Les prélèvements de type Maastricht III reposent sur des autorisations données à chaque établissement préleveur, au nombre de vingt-six actuellement en France – une dizaine de plus à terme. En Espagne, tous les établissements sont autorisés à faire du Maastricht III. Certes, cela nécessite des moyens humains et matériels, mais c’est un levier essentiel pour développer le don d’organe.
Monsieur Milon, vous évoquez la situation à La Réunion. Des plaintes pour escroquerie ont été déposées par l’assurance maladie. Le président de l’association de dialysés mise en cause a démissionné avec fracas en dénonçant sa directrice, laquelle est restée en place. Au final, la situation reste assez dramatique.
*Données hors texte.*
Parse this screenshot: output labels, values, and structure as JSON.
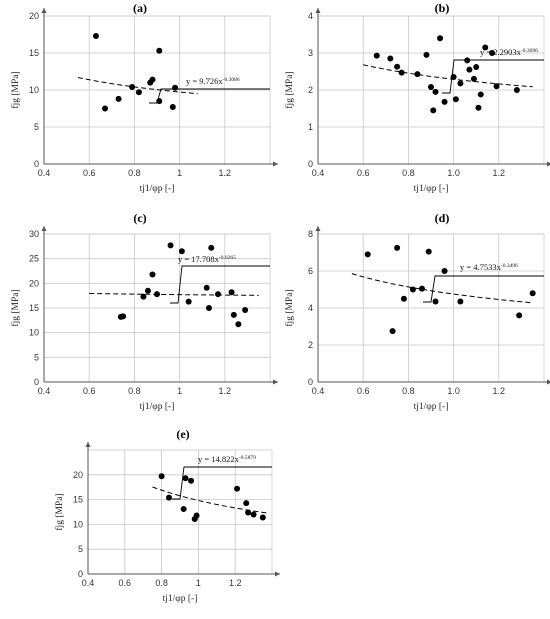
{
  "chart_data": [
    {
      "panel": "(a)",
      "type": "scatter",
      "xlabel": "tj1/φp [-]",
      "ylabel": "fjg [MPa]",
      "xlim": [
        0.4,
        1.4
      ],
      "ylim": [
        0,
        20
      ],
      "xticks": [
        "0.4",
        "0.6",
        "0.8",
        "1",
        "1.2"
      ],
      "yticks": [
        "0",
        "5",
        "10",
        "15",
        "20"
      ],
      "grid": true,
      "equation": {
        "base": "y = 9.726x",
        "exponent": "-0.3086"
      },
      "trend_range": [
        0.55,
        1.08
      ],
      "points": [
        {
          "x": 0.63,
          "y": 17.3
        },
        {
          "x": 0.67,
          "y": 7.5
        },
        {
          "x": 0.73,
          "y": 8.8
        },
        {
          "x": 0.79,
          "y": 10.4
        },
        {
          "x": 0.82,
          "y": 9.7
        },
        {
          "x": 0.87,
          "y": 11.0
        },
        {
          "x": 0.88,
          "y": 11.4
        },
        {
          "x": 0.91,
          "y": 15.3
        },
        {
          "x": 0.91,
          "y": 8.5
        },
        {
          "x": 0.97,
          "y": 7.7
        },
        {
          "x": 0.98,
          "y": 10.3
        }
      ]
    },
    {
      "panel": "(b)",
      "type": "scatter",
      "xlabel": "tj1/φp [-]",
      "ylabel": "fjg [MPa]",
      "xlim": [
        0.4,
        1.4
      ],
      "ylim": [
        0,
        4
      ],
      "xticks": [
        "0.4",
        "0.6",
        "0.8",
        "1.0",
        "1.2"
      ],
      "yticks": [
        "0",
        "1",
        "2",
        "3",
        "4"
      ],
      "grid": true,
      "equation": {
        "base": "y = 2.2903x",
        "exponent": "-0.3096"
      },
      "trend_range": [
        0.6,
        1.35
      ],
      "points": [
        {
          "x": 0.66,
          "y": 2.93
        },
        {
          "x": 0.72,
          "y": 2.85
        },
        {
          "x": 0.75,
          "y": 2.63
        },
        {
          "x": 0.77,
          "y": 2.47
        },
        {
          "x": 0.84,
          "y": 2.43
        },
        {
          "x": 0.88,
          "y": 2.95
        },
        {
          "x": 0.9,
          "y": 2.08
        },
        {
          "x": 0.91,
          "y": 1.45
        },
        {
          "x": 0.92,
          "y": 1.95
        },
        {
          "x": 0.94,
          "y": 3.4
        },
        {
          "x": 0.96,
          "y": 1.68
        },
        {
          "x": 1.0,
          "y": 2.35
        },
        {
          "x": 1.01,
          "y": 1.75
        },
        {
          "x": 1.03,
          "y": 2.18
        },
        {
          "x": 1.06,
          "y": 2.8
        },
        {
          "x": 1.07,
          "y": 2.55
        },
        {
          "x": 1.09,
          "y": 2.3
        },
        {
          "x": 1.1,
          "y": 2.62
        },
        {
          "x": 1.11,
          "y": 1.52
        },
        {
          "x": 1.12,
          "y": 1.88
        },
        {
          "x": 1.14,
          "y": 3.15
        },
        {
          "x": 1.17,
          "y": 3.0
        },
        {
          "x": 1.19,
          "y": 2.1
        },
        {
          "x": 1.28,
          "y": 2.0
        }
      ]
    },
    {
      "panel": "(c)",
      "type": "scatter",
      "xlabel": "tj1/φp [-]",
      "ylabel": "fjg [MPa]",
      "xlim": [
        0.4,
        1.4
      ],
      "ylim": [
        0,
        30
      ],
      "xticks": [
        "0.4",
        "0.6",
        "0.8",
        "1",
        "1.2"
      ],
      "yticks": [
        "0",
        "5",
        "10",
        "15",
        "20",
        "25",
        "30"
      ],
      "grid": true,
      "equation": {
        "base": "y = 17.708x",
        "exponent": "-0.0265"
      },
      "trend_range": [
        0.6,
        1.35
      ],
      "points": [
        {
          "x": 0.74,
          "y": 13.2
        },
        {
          "x": 0.75,
          "y": 13.3
        },
        {
          "x": 0.84,
          "y": 17.3
        },
        {
          "x": 0.86,
          "y": 18.5
        },
        {
          "x": 0.88,
          "y": 21.8
        },
        {
          "x": 0.9,
          "y": 17.8
        },
        {
          "x": 0.96,
          "y": 27.7
        },
        {
          "x": 1.01,
          "y": 26.5
        },
        {
          "x": 1.04,
          "y": 16.3
        },
        {
          "x": 1.12,
          "y": 19.1
        },
        {
          "x": 1.13,
          "y": 15.0
        },
        {
          "x": 1.14,
          "y": 27.2
        },
        {
          "x": 1.17,
          "y": 17.8
        },
        {
          "x": 1.23,
          "y": 18.2
        },
        {
          "x": 1.24,
          "y": 13.6
        },
        {
          "x": 1.26,
          "y": 11.7
        },
        {
          "x": 1.29,
          "y": 14.6
        }
      ]
    },
    {
      "panel": "(d)",
      "type": "scatter",
      "xlabel": "tj1/φp [-]",
      "ylabel": "fjg [MPa]",
      "xlim": [
        0.4,
        1.4
      ],
      "ylim": [
        0,
        8
      ],
      "xticks": [
        "0.4",
        "0.6",
        "0.8",
        "1.0",
        "1.2"
      ],
      "yticks": [
        "0",
        "2",
        "4",
        "6",
        "8"
      ],
      "grid": true,
      "equation": {
        "base": "y = 4.7533x",
        "exponent": "-0.3496"
      },
      "trend_range": [
        0.55,
        1.35
      ],
      "points": [
        {
          "x": 0.62,
          "y": 6.9
        },
        {
          "x": 0.73,
          "y": 2.75
        },
        {
          "x": 0.75,
          "y": 7.25
        },
        {
          "x": 0.78,
          "y": 4.5
        },
        {
          "x": 0.82,
          "y": 5.0
        },
        {
          "x": 0.86,
          "y": 5.05
        },
        {
          "x": 0.89,
          "y": 7.05
        },
        {
          "x": 0.92,
          "y": 4.35
        },
        {
          "x": 0.96,
          "y": 6.0
        },
        {
          "x": 1.03,
          "y": 4.35
        },
        {
          "x": 1.29,
          "y": 3.6
        },
        {
          "x": 1.35,
          "y": 4.8
        }
      ]
    },
    {
      "panel": "(e)",
      "type": "scatter",
      "xlabel": "tj1/φp [-]",
      "ylabel": "fjg [MPa]",
      "xlim": [
        0.4,
        1.4
      ],
      "ylim": [
        0,
        25
      ],
      "xticks": [
        "0.4",
        "0.6",
        "0.8",
        "1",
        "1.2"
      ],
      "yticks": [
        "0",
        "5",
        "10",
        "15",
        "20"
      ],
      "grid": true,
      "equation": {
        "base": "y = 14.822x",
        "exponent": "-0.5879"
      },
      "trend_range": [
        0.75,
        1.38
      ],
      "points": [
        {
          "x": 0.8,
          "y": 19.7
        },
        {
          "x": 0.84,
          "y": 15.4
        },
        {
          "x": 0.92,
          "y": 13.1
        },
        {
          "x": 0.93,
          "y": 19.3
        },
        {
          "x": 0.96,
          "y": 18.8
        },
        {
          "x": 0.98,
          "y": 11.1
        },
        {
          "x": 0.99,
          "y": 11.8
        },
        {
          "x": 1.21,
          "y": 17.2
        },
        {
          "x": 1.26,
          "y": 14.3
        },
        {
          "x": 1.27,
          "y": 12.4
        },
        {
          "x": 1.3,
          "y": 12.0
        },
        {
          "x": 1.35,
          "y": 11.4
        }
      ]
    }
  ]
}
Nous sommes favorables à la participation des patients au comité de suivi. Ces patients experts pourront ainsi nous représenter et nous impliquer dans la mise en œuvre de ce plan. Au niveau des établissements, lorsque les équipes sont d’accord, ces patients peuvent jouer un rôle majeur d’information entre pairs, pour faire remonter l’information auprès des équipes. Nos associations ont montré leur efficacité, en cas de difficultés, pour agir auprès des ARS ou du ministère. De plus en plus de professionnels sont convaincus de l’intérêt de travailler en lien avec les associations et de l’importance des patients experts.
Madame Cohen, c’est vrai, seulement 45 % des patients sont greffés, 55 % étant dialysés. Dans d’autres pays, la proportion est inverse, ce qui est bénéfique pour la qualité de vie de ces personnes et permet de réaliser de considérables économies. Même si la dialyse et la greffe sont des traitements complémentaires, on voit bien qu’il existe une forme de concurrence entre ces deux traitements, des freins dans l’accès à la greffe, à l’inscription sur les listes d’attente. Certains patients, récusés dans une région, passent dans la région voisine où ils ne le sont plus. Cela pose question, en effet. Il faut réfléchir à un meilleur équilibrage entre les deux traitements.